Barnabas looped the simple cord back over his neck and tucked his amulet behind his T-shirt. “The dark reaper at the scything recognized it.”

 

“I know! That’s why I’m here! You were identified,” Ron barked, fists on his hips as he peered up at him, and I dropped my eyes, chagrined. “Both of you. On her first scythe prevention.

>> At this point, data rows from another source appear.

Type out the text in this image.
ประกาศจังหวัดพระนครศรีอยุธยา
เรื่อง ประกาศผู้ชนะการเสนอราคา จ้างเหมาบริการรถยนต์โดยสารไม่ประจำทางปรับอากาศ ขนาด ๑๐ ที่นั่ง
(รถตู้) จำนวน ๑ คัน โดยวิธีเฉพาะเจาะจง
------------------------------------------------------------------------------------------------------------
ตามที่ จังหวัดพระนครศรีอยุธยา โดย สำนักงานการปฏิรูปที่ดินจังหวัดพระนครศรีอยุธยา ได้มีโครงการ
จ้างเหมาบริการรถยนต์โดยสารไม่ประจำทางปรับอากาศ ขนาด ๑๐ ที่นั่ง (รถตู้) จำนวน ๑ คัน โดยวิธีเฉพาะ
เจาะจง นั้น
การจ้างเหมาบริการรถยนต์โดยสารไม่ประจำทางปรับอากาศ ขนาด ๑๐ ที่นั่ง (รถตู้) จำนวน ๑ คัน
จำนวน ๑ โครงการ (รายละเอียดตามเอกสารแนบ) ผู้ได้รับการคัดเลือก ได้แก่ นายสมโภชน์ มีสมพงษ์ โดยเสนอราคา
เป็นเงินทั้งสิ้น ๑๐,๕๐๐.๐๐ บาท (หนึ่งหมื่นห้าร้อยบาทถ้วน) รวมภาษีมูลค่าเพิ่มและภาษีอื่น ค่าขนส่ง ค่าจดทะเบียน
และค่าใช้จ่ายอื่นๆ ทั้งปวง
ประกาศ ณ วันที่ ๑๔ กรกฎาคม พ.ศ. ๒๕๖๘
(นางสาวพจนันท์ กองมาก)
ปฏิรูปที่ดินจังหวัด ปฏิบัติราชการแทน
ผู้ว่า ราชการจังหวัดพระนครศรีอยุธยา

What happened?”

 

Great, I’d gotten Barnabas in trouble again. “I’m sorry,” I said contritely, and Barnabas’s head came up.

 

“It was all my idea,” I gushed, thinking that if I took the blame, Barnabas might give me another chance.

 

My knowing that auras had sounds might make all the difference in our practice, and maybe then we’d be able to accomplish thought-touching. “Barnabas didn’t want to take me until we could thought-touch, but I convinced him it wasn’t that big of a deal. And then I met Susan. I couldn’t let that reaper kill her. It happened so fast.”

 

“Stop!” Ron barked, and I jumped. The man’s eyes were wide, and he was staring at Barnabas—who was…cringing? “You told me she could thought-touch!” the small man accused, and my mouth dropped open. “You lied? One of my own reapers lied to me?”